Plusieurs sources proches des milieux touristiques villardous plaident pour la bonne foi des promoteurs, bien connus dans la région. Président des hôteliers de Villars, Dominique Dietrich est du nombre. «Avec un tel investissement – plus d’un million par étage! –, il était difficile de rentabiliser cet établissement sans monter en gamme.» Le directeur de l’Eurotel Victoria n’en dit pas moins sa déception: «L’hôtelier que je suis aurait préféré l’arrivée d’un concurrent. Mais au moins, on garde une activité dans ce lieu; les écoles internationales sont un atout important pour Villars.»


90'000 francs par an

Dès la rentrée 2020, les élèves de La Garenne pourront effectuer l’intégralité de leur cursus scolaire dans leur école. Pour l’heure, l’établissement de Chesières accueille les enfants dès l’âge de 4 ans et jusqu’à 14 ans. Le campus en travaux dans les locaux de l’ancien Élite permettra de compléter la filière grâce à l’ouverture de cinq nouvelles classes pour les 15-18 ans. «Dans les Préalpes, ce sera une offre quasi unique», signale le directeur, Grégory Méan.

La Garenne peut aujourd’hui héberger jusqu’à 110 élèves à Chesières; 60 nouvelles places seront disponibles dans le futur campus, qui fonctionnera de manière autonome avec son internat, ses salles de cours ou encore son restaurant. «Nous ouvrirons une classe par année, pour grandir progressivement avec notre bassin d’élèves actuels.» L’écolage coûtera 90 000 fr. par an, soit un peu plus que pour les «petites classes» (82 000 fr.). À titre d’exemple, une année en internat à l’Aiglon College coûte entre 70 000 et 111 000 fr. selon les niveaux. À l’American School de Leysin, 95 000 fr.

(24 heures)

Créé: 06.12.2018, 18h07

Belles années et malchance en série

La poisse semble coller à l'Élite. Construit en 1967, l'établissement alors baptisé le Relais profite d'un emplacement stratégique et quasi-unique en Suisse: il est adossé à la station de départ de la télécabine du Roc d'Orsay, ouverte cinq ans plus tôt. Sa construction est marquée par l'affaissement des trois étages supérieurs, qui lui vaudront à Villars le surnom d'Hôtel Mille-feuilles.
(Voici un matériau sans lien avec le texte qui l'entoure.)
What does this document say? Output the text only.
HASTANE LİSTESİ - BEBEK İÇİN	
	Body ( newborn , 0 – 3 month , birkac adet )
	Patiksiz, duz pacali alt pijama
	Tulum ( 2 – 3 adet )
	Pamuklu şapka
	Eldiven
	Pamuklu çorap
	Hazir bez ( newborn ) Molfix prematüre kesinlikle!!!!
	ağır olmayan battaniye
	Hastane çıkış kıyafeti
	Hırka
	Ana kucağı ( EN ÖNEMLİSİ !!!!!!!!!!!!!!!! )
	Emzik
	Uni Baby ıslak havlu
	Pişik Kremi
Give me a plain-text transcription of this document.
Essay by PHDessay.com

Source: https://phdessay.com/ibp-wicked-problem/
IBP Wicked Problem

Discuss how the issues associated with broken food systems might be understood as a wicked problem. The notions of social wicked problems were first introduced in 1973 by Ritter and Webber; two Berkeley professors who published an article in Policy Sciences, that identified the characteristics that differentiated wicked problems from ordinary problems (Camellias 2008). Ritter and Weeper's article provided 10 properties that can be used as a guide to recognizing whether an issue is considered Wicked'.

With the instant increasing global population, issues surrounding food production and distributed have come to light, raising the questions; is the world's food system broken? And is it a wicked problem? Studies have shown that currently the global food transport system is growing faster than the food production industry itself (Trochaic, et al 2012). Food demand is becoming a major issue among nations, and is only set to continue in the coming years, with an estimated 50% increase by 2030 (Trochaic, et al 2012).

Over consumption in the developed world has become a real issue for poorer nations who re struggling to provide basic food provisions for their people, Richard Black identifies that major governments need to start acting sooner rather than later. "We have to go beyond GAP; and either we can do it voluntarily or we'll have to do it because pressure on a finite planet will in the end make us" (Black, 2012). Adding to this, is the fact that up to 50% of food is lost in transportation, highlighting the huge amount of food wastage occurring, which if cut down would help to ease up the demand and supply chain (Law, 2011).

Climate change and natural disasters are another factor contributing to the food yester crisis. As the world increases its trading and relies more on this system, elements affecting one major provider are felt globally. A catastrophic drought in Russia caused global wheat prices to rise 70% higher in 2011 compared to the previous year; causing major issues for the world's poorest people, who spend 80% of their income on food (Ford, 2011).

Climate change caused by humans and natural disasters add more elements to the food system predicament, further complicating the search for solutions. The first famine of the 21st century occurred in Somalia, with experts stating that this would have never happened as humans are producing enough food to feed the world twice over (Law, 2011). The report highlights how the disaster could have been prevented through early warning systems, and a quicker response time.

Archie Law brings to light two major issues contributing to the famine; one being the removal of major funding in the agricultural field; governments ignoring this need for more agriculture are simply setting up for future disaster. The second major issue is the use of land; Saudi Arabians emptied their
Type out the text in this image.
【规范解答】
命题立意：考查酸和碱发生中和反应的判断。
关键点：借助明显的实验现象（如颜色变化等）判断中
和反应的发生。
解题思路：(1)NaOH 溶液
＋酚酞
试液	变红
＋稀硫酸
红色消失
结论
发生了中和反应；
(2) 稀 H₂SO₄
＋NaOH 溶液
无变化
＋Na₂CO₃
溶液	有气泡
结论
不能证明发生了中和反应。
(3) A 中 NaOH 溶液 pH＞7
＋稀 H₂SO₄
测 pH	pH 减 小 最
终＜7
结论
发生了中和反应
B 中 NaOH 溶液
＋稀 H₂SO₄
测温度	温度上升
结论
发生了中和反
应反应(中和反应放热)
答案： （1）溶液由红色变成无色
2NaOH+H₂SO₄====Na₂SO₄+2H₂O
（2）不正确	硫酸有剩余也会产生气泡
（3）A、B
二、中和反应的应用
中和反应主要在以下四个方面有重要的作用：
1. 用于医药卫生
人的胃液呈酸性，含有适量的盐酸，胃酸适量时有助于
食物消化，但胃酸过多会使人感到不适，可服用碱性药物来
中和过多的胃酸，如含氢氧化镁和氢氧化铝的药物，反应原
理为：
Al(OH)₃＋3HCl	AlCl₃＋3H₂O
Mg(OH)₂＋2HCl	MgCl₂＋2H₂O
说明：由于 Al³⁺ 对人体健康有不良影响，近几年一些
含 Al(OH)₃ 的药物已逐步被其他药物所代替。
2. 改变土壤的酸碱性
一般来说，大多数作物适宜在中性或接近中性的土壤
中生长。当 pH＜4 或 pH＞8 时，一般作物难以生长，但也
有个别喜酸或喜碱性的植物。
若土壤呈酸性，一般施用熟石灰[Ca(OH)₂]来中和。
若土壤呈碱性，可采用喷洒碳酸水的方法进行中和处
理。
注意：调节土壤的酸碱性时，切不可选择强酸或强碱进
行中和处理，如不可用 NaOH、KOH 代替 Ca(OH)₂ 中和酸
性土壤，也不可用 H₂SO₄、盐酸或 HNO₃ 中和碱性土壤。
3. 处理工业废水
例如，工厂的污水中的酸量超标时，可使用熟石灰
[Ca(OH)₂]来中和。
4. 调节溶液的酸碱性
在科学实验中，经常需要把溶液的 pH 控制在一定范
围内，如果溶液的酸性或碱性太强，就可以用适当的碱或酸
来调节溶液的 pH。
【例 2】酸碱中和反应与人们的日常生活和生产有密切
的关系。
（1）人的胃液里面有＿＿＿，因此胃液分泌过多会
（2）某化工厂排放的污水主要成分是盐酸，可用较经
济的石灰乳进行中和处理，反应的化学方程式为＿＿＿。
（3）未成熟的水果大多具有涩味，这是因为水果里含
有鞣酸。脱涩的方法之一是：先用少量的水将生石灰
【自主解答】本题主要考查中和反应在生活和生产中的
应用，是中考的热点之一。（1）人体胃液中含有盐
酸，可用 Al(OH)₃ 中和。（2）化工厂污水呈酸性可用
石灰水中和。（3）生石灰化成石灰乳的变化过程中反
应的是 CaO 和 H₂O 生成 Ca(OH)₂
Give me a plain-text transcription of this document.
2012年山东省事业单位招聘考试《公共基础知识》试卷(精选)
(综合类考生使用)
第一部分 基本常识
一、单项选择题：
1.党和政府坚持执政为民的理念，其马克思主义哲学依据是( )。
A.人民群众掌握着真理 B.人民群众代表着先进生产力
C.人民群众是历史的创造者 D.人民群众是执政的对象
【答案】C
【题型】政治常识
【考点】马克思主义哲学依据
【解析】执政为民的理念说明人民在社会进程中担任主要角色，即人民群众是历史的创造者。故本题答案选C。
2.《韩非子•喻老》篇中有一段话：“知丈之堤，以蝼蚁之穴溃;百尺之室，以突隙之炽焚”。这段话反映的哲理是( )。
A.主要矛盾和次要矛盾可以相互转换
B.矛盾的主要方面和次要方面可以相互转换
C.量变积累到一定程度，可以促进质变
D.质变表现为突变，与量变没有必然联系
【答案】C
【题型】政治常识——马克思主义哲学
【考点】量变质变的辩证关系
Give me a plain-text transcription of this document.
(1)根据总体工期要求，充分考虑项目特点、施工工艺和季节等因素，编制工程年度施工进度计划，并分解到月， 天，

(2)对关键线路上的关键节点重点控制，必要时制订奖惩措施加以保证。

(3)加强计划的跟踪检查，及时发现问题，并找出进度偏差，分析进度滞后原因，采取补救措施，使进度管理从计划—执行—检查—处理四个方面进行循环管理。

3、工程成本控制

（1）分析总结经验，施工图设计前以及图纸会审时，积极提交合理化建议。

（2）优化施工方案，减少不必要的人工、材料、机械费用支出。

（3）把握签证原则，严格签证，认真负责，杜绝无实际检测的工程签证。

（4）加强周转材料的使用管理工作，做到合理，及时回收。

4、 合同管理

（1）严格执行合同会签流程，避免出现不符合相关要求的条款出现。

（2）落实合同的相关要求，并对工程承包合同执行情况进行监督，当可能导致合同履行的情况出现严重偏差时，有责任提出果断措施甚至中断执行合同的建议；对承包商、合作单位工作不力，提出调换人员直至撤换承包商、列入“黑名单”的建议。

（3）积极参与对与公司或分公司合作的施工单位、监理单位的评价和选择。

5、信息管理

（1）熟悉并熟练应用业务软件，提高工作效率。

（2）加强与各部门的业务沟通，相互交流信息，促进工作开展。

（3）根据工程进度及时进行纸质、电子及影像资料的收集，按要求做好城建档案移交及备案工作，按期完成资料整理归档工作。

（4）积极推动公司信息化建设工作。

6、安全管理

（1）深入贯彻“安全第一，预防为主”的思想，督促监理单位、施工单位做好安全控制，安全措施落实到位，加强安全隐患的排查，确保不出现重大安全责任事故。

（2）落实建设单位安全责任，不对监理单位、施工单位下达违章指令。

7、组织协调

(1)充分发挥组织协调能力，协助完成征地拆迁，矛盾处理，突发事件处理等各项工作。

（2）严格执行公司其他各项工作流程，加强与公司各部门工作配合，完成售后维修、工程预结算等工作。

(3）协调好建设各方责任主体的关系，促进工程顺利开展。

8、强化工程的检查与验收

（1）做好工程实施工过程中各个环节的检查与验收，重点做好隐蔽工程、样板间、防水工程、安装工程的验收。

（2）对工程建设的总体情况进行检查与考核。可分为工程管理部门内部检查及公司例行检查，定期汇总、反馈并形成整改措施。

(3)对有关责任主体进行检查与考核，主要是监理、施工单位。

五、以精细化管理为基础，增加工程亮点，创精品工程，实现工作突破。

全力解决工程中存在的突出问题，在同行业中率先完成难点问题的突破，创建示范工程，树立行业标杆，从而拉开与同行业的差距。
Après de belles années, le Relais est vendu en 1980. C'est le groupe bâlois Sunstar qui le rachète, le rénove et le rebaptise Sunstar Hôtel Élite, avant de le rouvrir fin 1981. S'ensuit une période marquée par une belle fréquentation, jusqu'à la crise des années 1990, qui pénalise tous les hébergements de la région.



En 1993, le financier belge Laurent Demey reprend la gestion de trois hôtels villardous, dont l'Élite (avec l'intention de racheter ce dernier à Sunstar), ainsi que du centre de tennis. Dans la presse, la Municipalité d'Ollon évoque alors à plusieurs reprises son inquiétude face à cet investisseur.

Elle s'avère justifiée: en mars 1997, Laurent Demey est arrêté avec sa femme, accusé de recel et soupçonné d'avoir utilisé ses sociétés villardoues pour blanchir une partie de sa fortune. Un audit indique qu'il aurait détourné avec son épouse plus de 147 millions. La faillite de ces sociétés est prononcée. Le Bristol et le Panorama ferment. L'Élite affichait déjà porte close depuis 1996.



Il rouvre pourtant le 23 décembre 1997, sous l'impulsion de la société propriétaire, Sunstar. Qui le revend en 2003. Le repreneur, la société italo-israëlienne Emaniem, en fait un bien réservé à la clientèle de tour-opérateurs israëliens. Progressivement, la société a eu du mal à faire tourner son affaire.

Elle dépose le bilan et l'hôtel est mis en vente en 2016 et finalement acheté par Alpine Peaks SA en mars 2017. La société villardoue clame alors son intention d'en faire un hôtel. La facture des rénovations lui fera prendre une autre option: celle d'y aménager une extansion de l'école La Garenne, qui devrait ouvrir en 2020.